One more thing about branch delay slots: It seems original SuperH went for very minimal solution. It prevents interrupts being taken between branch and delay slot, and not much else. PC-relative accesses are relative to the branch target, and faults are also reported with branch target address. As far I can see this makes faults in branch delay slots unrecoverable. In SH-3 they patched that by reporting faults in delay slots for taken branches with branch address itself, so things can be fixed up in the fault handler.
As for SH2, ouch! So SH2 got pretty badly screwed by delay slots, eh?
As for SuperH I don't think they cared too much. Primary use of handling faults is memory paging, and MMU was added only in SH-3, so that's probably the reason they also fixed delay slot fault recovery. Before that faults were either illegal opcodes or alignment violations, probably the answer for that was "don't do that".
I didn't remember that the SH2 didn't support virtual memory (perhaps because I've never used SuperH). That makes sense, then.

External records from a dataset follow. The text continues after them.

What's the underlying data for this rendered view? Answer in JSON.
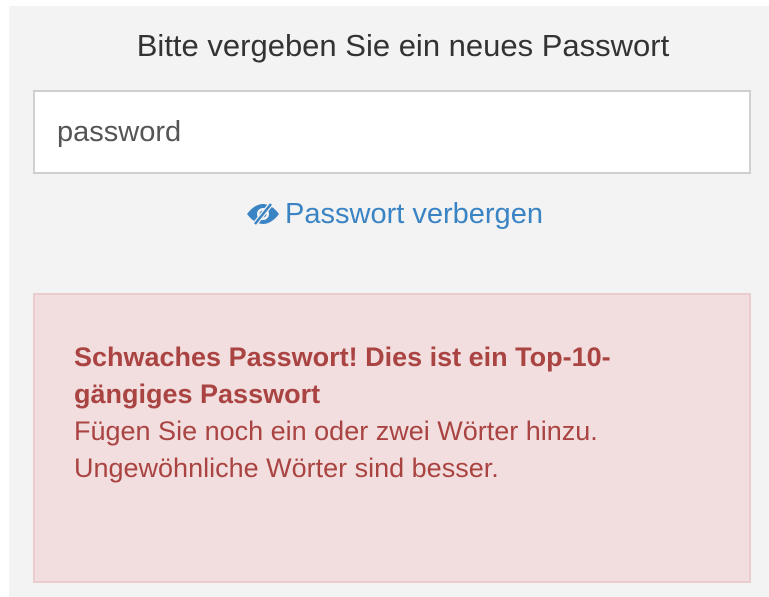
{
  "form": {
    "heading": "Bitte vergeben Sie ein neues Passwort",
    "password_value": "password"
  },
  "toggle": {
    "label": "Passwort verbergen",
    "icon": "eye-slash-icon"
  },
  "alert": {
    "title": "Schwaches Passwort! Dies ist ein Top-10-gängiges Passwort",
    "hint": "Fügen Sie noch ein oder zwei Wörter hinzu. Ungewöhnliche Wörter sind besser."
  },
  "colors": {
    "panel_background": "#f3f3f3",
    "link": "#3b84c4",
    "alert_background": "#f2dede",
    "alert_text": "#a94442"
  }
}
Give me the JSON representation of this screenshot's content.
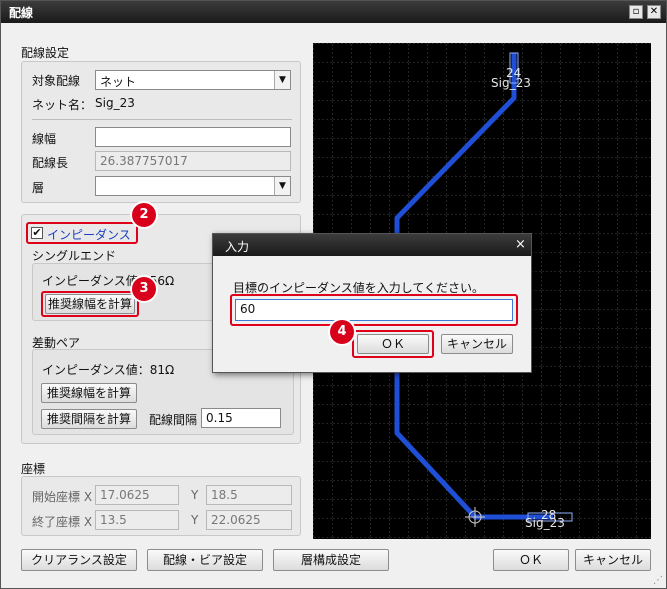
{
  "window": {
    "title": "配線",
    "restore_glyph": "▫",
    "close_glyph": "✕"
  },
  "wiring": {
    "group_label": "配線設定",
    "target_label": "対象配線",
    "target_value": "ネット",
    "net_label": "ネット名：",
    "net_value": "Sig_23",
    "width_label": "線幅",
    "width_value": "",
    "length_label": "配線長",
    "length_value": "26.387757017",
    "layer_label": "層",
    "layer_value": ""
  },
  "impedance": {
    "checkbox_label": "インピーダンス",
    "single_label": "シングルエンド",
    "single_value_label": "インピーダンス値：56Ω",
    "single_calc_button": "推奨線幅を計算",
    "diff_label": "差動ペア",
    "diff_value_label": "インピーダンス値：81Ω",
    "diff_calc_width_button": "推奨線幅を計算",
    "diff_calc_gap_button": "推奨間隔を計算",
    "diff_gap_label": "配線間隔",
    "diff_gap_value": "0.15"
  },
  "coords": {
    "group_label": "座標",
    "start_x_label": "開始座標 X",
    "start_x": "17.0625",
    "start_y_label": "Y",
    "start_y": "18.5",
    "end_x_label": "終了座標 X",
    "end_x": "13.5",
    "end_y_label": "Y",
    "end_y": "22.0625"
  },
  "bottom_buttons": {
    "clearance": "クリアランス設定",
    "via": "配線・ビア設定",
    "layer_config": "層構成設定",
    "ok": "ＯＫ",
    "cancel": "キャンセル"
  },
  "canvas": {
    "top_pin": "24",
    "top_net": "Sig_23",
    "bottom_pin": "28",
    "bottom_net": "Sig_23",
    "trace_color": "#1f4fd6",
    "grid_color": "#5a5a5a"
  },
  "dialog": {
    "title": "入力",
    "close_glyph": "×",
    "prompt": "目標のインピーダンス値を入力してください。",
    "value": "60",
    "ok": "ＯＫ",
    "cancel": "キャンセル"
  },
  "badges": {
    "b2": "2",
    "b3": "3",
    "b4": "4"
  },
  "accent": "#e0001a"
}
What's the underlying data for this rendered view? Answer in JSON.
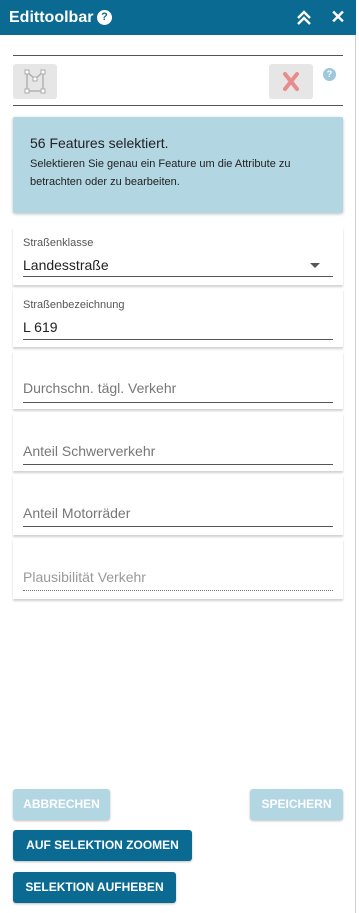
{
  "header": {
    "title": "Edittoolbar",
    "help": "?",
    "close": "✕"
  },
  "toolbar": {
    "help": "?"
  },
  "info": {
    "heading": "56 Features selektiert.",
    "text": "Selektieren Sie genau ein Feature um die Attribute zu betrachten oder zu bearbeiten."
  },
  "fields": {
    "strassenklasse": {
      "label": "Straßenklasse",
      "value": "Landesstraße"
    },
    "strassenbezeichnung": {
      "label": "Straßenbezeichnung",
      "value": "L 619"
    },
    "dtv": {
      "placeholder": "Durchschn. tägl. Verkehr"
    },
    "schwerverkehr": {
      "placeholder": "Anteil Schwerverkehr"
    },
    "motorraeder": {
      "placeholder": "Anteil Motorräder"
    },
    "plausibilitaet": {
      "placeholder": "Plausibilität Verkehr"
    }
  },
  "buttons": {
    "cancel": "ABBRECHEN",
    "save": "SPEICHERN",
    "zoom": "AUF SELEKTION ZOOMEN",
    "clear": "SELEKTION AUFHEBEN"
  },
  "colors": {
    "primary": "#0a6a92",
    "disabled": "#b2d6e2",
    "info_bg": "#b2d6e2",
    "delete_icon": "#e88b8b"
  }
}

I think that, for the ways people most commonly use CPUs, it's acceptable if the value you read from a register in a load delay slot is nondeterministic, for example depending on whether you resumed from a page fault or not, or whether you had a cache miss or not. It could really impede debugging if it happened in practice, and it could impede reverse-engineering of malware, but I believe that such things are actually relatively common. (IIRC you could detect the difference between an 8086 and an 8088 by modifying the next instruction in the program, which would have been already loaded by the 8086 but not the 8088. But I'm guessing that under a single-stepping debugger the 8086 would act like an 8088 in this case.) The solution would probably be "Stop lifting your arm like that if it hurts;" it's easy enough to not emit the offending instruction sequences from your compiler in this case.
The case where people really worry about nondeterminism is where it exposes information in a security-violating way, as in Spectre, which isn't even nondeterminism at the register-contents level, just the timing level.
Myself, I have a strong preference for strongly deterministic CPU semantics, and I've been working on a portable strongly deterministic (but not for timing) virtual machine for archival purposes. But clearly strong determinism isn't required for a usable CPU.